Madonna mia, aveva detto mia madre guardando per terra, aveva rialzato la testa, si era morsicata un labbro, la mano. Tesa, strusciava i calcagni sul pavimento. Si era ridotta a sedersi così in punta che non si capiva com’è che non fosse ancora caduta per terra. Madonna mia, a sentire queste parole, papà mollò la presa e la pizza atterrò sul portellone ribaltato del forno ma, meno male, senza conseguenze. Papà abbandonò il ruoto a se stesso e cominciò a girare attorno alla mamma.
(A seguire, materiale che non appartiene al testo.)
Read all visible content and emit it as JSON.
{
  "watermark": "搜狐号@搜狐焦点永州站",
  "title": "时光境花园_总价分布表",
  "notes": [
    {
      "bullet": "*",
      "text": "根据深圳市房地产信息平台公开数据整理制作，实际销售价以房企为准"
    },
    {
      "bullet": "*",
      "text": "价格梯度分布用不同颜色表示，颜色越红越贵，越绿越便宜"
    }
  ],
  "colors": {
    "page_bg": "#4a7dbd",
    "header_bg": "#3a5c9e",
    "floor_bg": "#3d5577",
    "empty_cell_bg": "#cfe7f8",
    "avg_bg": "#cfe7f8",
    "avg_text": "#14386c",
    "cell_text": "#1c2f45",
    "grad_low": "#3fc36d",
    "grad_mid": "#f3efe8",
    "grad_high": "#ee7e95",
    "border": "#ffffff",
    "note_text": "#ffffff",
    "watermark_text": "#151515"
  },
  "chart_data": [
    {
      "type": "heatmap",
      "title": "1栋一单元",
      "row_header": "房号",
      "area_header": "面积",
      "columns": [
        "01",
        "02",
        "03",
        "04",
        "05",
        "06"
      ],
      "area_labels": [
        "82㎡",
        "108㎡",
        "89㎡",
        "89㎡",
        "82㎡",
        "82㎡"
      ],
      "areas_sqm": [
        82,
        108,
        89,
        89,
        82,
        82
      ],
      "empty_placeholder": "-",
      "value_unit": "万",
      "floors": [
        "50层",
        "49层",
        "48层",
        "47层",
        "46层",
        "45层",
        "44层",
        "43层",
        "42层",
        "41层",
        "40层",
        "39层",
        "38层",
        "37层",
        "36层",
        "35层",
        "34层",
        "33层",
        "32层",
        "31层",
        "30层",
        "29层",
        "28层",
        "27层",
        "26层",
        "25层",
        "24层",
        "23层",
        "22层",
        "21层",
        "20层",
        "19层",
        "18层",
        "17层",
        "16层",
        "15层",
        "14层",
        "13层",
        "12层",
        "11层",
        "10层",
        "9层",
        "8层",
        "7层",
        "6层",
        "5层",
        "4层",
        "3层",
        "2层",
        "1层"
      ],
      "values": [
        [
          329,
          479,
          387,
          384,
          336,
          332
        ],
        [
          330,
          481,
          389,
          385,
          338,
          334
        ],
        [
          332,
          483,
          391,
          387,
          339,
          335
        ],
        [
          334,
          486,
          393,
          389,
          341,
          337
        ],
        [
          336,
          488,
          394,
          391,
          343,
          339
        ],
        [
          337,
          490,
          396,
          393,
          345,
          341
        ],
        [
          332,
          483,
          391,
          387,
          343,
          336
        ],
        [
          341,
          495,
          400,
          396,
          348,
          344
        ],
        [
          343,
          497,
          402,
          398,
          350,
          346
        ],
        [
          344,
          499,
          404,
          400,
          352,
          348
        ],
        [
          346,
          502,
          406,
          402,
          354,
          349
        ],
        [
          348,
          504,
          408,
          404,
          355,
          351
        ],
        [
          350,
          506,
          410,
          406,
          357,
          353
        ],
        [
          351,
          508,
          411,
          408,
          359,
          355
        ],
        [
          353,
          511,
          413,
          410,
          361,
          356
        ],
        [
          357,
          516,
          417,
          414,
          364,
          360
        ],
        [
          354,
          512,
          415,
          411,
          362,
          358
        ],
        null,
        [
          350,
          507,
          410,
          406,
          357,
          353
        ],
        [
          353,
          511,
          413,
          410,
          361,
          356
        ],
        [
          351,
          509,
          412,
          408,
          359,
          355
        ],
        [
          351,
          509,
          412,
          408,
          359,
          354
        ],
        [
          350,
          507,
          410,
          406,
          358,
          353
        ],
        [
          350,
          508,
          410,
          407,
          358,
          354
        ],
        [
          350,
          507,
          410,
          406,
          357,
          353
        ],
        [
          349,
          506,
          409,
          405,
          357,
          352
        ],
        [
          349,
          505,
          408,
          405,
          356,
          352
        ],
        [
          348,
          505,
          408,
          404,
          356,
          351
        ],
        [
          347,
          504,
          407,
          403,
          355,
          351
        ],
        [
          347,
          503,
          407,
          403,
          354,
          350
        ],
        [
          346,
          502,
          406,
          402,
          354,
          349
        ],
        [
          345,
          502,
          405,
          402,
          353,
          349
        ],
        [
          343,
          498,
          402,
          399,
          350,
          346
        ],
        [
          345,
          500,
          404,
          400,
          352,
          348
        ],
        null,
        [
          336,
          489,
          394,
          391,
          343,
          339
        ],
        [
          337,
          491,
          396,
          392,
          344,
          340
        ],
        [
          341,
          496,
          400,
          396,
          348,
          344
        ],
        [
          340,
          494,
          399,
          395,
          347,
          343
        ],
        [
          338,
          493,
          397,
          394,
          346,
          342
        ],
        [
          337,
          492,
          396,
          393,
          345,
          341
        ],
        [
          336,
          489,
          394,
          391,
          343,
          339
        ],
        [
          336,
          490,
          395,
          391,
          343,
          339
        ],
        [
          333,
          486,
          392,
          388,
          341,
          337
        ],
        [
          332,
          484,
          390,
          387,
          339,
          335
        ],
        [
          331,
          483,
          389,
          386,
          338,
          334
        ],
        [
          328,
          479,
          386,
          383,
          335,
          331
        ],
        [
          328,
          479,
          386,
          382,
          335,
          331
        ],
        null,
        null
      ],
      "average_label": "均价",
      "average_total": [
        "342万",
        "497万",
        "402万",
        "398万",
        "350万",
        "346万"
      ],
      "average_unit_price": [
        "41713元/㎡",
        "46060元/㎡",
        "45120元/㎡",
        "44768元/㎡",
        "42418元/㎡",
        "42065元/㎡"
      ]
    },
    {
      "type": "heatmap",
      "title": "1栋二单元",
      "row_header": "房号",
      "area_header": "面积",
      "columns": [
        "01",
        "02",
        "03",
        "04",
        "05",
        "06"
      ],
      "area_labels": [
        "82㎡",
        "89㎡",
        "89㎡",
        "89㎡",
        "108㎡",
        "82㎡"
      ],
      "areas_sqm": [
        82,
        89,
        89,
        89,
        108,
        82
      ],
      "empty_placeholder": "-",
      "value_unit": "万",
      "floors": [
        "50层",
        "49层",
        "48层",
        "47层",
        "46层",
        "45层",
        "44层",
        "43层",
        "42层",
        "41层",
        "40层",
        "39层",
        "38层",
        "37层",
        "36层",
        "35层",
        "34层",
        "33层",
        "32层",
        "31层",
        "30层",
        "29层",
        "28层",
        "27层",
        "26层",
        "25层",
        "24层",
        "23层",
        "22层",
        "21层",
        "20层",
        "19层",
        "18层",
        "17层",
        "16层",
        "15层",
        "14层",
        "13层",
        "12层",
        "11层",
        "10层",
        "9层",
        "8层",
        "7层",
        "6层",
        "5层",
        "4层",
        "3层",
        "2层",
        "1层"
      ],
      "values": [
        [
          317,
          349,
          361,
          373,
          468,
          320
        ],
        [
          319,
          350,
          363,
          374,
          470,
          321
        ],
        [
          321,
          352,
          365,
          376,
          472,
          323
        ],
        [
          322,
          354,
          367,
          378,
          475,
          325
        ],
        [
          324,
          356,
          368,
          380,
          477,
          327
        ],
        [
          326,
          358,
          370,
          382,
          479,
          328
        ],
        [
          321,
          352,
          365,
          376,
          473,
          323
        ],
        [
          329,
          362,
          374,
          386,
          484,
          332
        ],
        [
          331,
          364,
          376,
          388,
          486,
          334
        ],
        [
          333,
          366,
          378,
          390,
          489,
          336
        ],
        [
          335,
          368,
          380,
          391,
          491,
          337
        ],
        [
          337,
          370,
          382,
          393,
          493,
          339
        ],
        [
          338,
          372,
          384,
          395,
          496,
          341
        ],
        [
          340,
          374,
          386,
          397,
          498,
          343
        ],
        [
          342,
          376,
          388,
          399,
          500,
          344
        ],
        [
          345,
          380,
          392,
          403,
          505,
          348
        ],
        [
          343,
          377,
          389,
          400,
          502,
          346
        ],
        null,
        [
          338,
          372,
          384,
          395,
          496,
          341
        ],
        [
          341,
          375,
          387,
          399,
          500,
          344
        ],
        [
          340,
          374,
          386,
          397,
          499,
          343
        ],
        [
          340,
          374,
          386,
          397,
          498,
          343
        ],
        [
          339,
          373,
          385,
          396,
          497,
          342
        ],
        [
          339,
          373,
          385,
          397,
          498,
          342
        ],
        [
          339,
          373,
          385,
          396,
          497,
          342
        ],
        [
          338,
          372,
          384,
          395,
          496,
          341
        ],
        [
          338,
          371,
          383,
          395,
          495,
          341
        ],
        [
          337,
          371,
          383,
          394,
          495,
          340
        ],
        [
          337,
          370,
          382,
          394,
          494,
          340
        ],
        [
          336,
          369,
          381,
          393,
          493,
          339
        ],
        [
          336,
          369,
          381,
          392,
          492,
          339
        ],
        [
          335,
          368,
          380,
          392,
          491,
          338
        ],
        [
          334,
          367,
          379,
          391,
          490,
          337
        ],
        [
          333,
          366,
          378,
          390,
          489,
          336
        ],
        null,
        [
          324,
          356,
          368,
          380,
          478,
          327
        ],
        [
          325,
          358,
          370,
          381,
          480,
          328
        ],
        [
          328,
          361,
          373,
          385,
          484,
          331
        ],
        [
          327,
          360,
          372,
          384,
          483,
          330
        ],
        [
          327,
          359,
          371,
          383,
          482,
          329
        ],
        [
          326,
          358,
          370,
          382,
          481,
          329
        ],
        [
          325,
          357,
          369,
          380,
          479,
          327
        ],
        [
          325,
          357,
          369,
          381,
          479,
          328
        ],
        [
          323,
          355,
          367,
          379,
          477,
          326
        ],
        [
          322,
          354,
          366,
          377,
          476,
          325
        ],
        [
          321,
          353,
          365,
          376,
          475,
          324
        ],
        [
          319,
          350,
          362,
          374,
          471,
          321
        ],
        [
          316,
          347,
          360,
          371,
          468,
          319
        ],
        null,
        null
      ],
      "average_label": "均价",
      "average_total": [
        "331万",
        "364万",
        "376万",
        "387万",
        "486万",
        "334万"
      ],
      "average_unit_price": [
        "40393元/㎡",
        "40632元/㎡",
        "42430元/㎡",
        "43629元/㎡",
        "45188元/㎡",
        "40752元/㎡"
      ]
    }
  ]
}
La vedeva puntare i piedi e girava, guardava l’acqua che colava a terra e girava, spiava la porta d’ingresso in fondo al corridoio e girava, insomma lui girava.
In quella baraonda si dimenticò dello stelo di sigaretta sulla mensola e quello, solo solo, tra la radio e la tazzina di caffè, visto anche che papà, intanto che girava, aveva comunque avuto il tempo e lo spirito di tirar fuori il pacchetto per accendersene un’altra, aveva perso la speranza del conforto di una tiratina ogni tanto e si era abbandonato al suo destino: bruciò fino in fondo senza riserve.